If he finds that you do not belong to this wedding, then he will call a bodyguard and let you leave. His job is to identify those who are not welcome, not to drive them out. The same goes for antibodies: they identify “intruders” and then let other characters do the “dirty work.” All people are here to bless the bride and groom.

The most frequently encountered “invaders” are bacteria and viruses, and antibodies can combine with the two and mark them for elimination. Immunologists like to call them the “antibody opsonize” these “invaders.” The word “conditioning” comes from German, and its original meaning is “to prepare for eating”. When antibodies opsonize bacteria or viruses, they use Fab regions to bind to “invaders”, and Fc regions can bind to Fc receptors on the surface of cells such as macrophages.
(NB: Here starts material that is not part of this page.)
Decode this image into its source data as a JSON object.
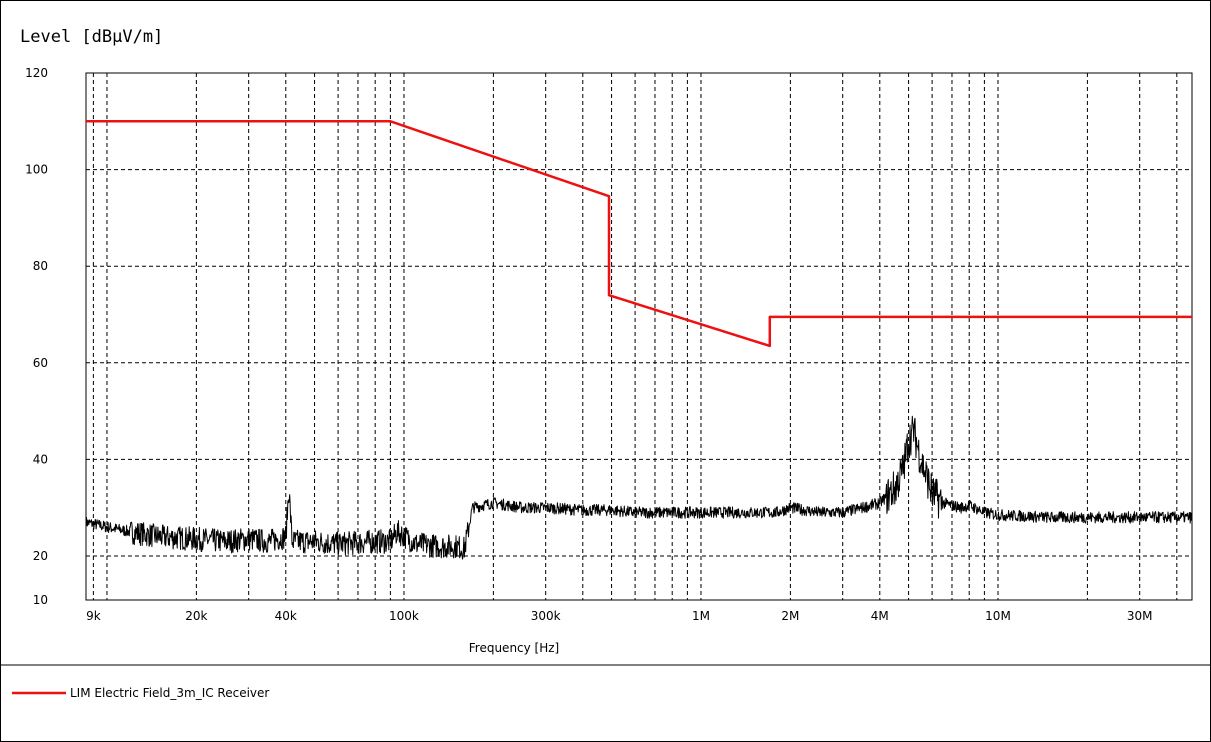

Through this strategy, the antibody builds a bridge between the “invader” and the phagocytic cell, bringing the “invader” to the vicinity of the phagocytic cell and handing it to the phagocytic cell.

In fact, the more ingenious part is that when the Fc receptor of macrophages binds to the antibody that modulates the “invader”, the “appetite” of the macrophages will greatly increase, making it more phagocytic. The surface of macrophages has proteins that can directly bind to common “invaders”, but the bridge function of antibodies increases the types of enemies that macrophages can swallow. As long as they are marked by antibodies, no matter whether the “invaders” are common or not, Phagocytes can swallow them. In fact, antibodies allow macrophages to focus on “invaders”, and if there is no such effect, then some uncommon “invaders” may be ignored.
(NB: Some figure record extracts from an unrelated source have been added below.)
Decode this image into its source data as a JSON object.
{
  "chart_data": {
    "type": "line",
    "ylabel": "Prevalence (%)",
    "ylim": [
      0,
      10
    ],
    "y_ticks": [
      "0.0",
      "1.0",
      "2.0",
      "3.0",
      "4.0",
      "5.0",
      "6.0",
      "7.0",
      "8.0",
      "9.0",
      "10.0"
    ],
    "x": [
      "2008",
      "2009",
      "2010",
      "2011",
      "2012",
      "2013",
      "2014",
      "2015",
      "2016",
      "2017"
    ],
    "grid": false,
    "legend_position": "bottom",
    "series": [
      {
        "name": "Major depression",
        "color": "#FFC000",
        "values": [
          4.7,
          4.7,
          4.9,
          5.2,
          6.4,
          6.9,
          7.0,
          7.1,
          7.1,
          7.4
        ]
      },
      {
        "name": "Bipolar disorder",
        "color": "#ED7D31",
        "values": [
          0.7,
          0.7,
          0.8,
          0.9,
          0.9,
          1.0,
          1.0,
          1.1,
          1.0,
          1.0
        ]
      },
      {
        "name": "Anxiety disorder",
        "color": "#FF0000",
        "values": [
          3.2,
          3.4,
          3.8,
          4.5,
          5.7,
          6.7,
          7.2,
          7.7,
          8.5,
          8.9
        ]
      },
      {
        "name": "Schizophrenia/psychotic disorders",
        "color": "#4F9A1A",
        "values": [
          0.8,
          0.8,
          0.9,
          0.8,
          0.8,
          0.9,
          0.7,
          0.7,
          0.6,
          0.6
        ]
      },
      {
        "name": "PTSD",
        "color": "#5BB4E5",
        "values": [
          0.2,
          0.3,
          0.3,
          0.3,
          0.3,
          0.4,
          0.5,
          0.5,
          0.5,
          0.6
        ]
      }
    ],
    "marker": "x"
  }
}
Under the attack of viruses, antibodies have some other important functions. Viruses enter our cells by binding to specific receptors on our cell membranes. Of course, those receptors are not set up specifically for viruses to invade. They are also normal receptors, just like Fc receptors, which have normal physiological functions, but viruses have learned to use these receptors for their own use. Once the virus binds to the receptor and enters the cell, it can use the cell’s synthetic machinery to replicate many of itself. These newly born progeny viruses will destroy cells and sometimes even kill cells to continue to infect other neighboring cells.
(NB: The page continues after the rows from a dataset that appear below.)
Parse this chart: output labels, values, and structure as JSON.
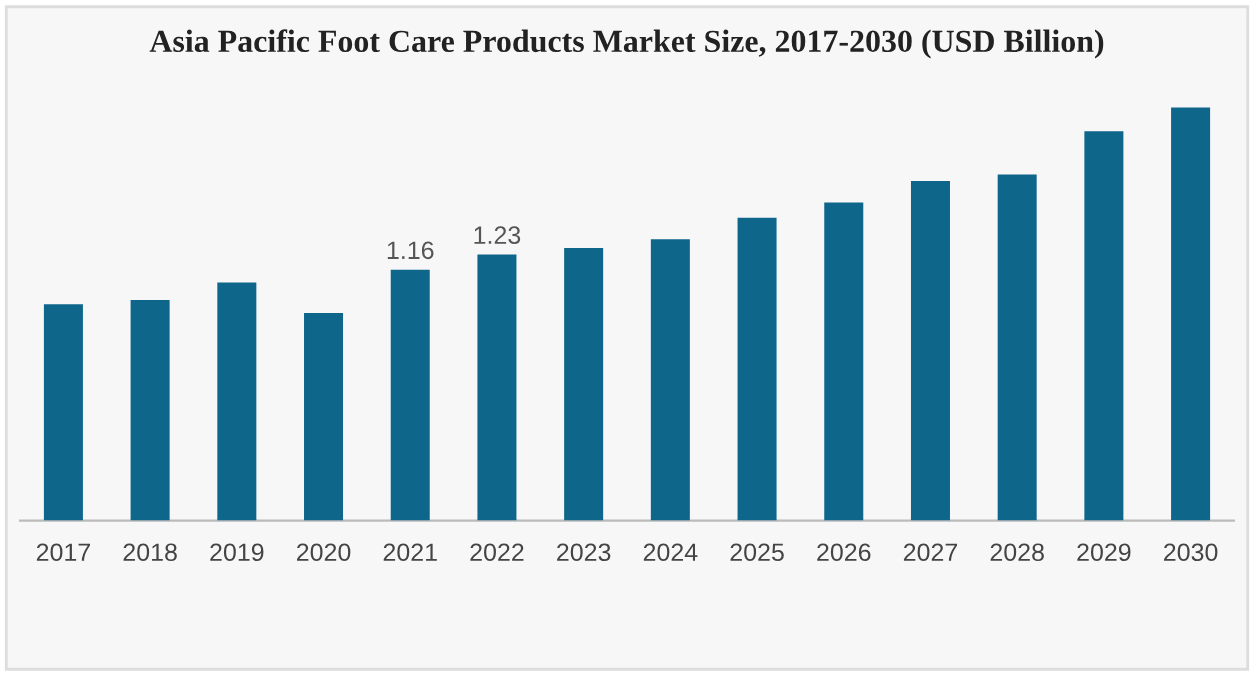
{
  "chart_data": {
    "type": "bar",
    "title": "Asia Pacific Foot Care Products Market Size, 2017-2030 (USD Billion)",
    "categories": [
      "2017",
      "2018",
      "2019",
      "2020",
      "2021",
      "2022",
      "2023",
      "2024",
      "2025",
      "2026",
      "2027",
      "2028",
      "2029",
      "2030"
    ],
    "values": [
      1.0,
      1.02,
      1.1,
      0.96,
      1.16,
      1.23,
      1.26,
      1.3,
      1.4,
      1.47,
      1.57,
      1.6,
      1.8,
      1.91
    ],
    "value_labels": [
      null,
      null,
      null,
      null,
      "1.16",
      "1.23",
      null,
      null,
      null,
      null,
      null,
      null,
      null,
      null
    ],
    "color": "#0e668b"
  }
}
The antibody can bind to the virus before it enters the cell, thereby preventing the virus from entering the cell or proliferating after entering the cell. Antibodies with such functions are called neutralizing antibodies. For example, some neutralizing antibodies can bind to specific sites where the virus binds to cell receptors, thereby blocking the “parking” of the virus on the cell surface. When this phenomenon occurs, the virus is “aired” outside the cell, conditioned by the antibody and ready to be phagocytosed by macrophages.

 

 

▉ Summary

This issue mainly introduces the immune response mediated by B cells and antibodies in the adaptive immune system, which further strengthens the defense capabilities of our defense system on the basis of the innate immune system. So, if “invaders” like viruses have entered our cells, what can the immune system do to eliminate those viruses? We will tell you in future articles, please wait!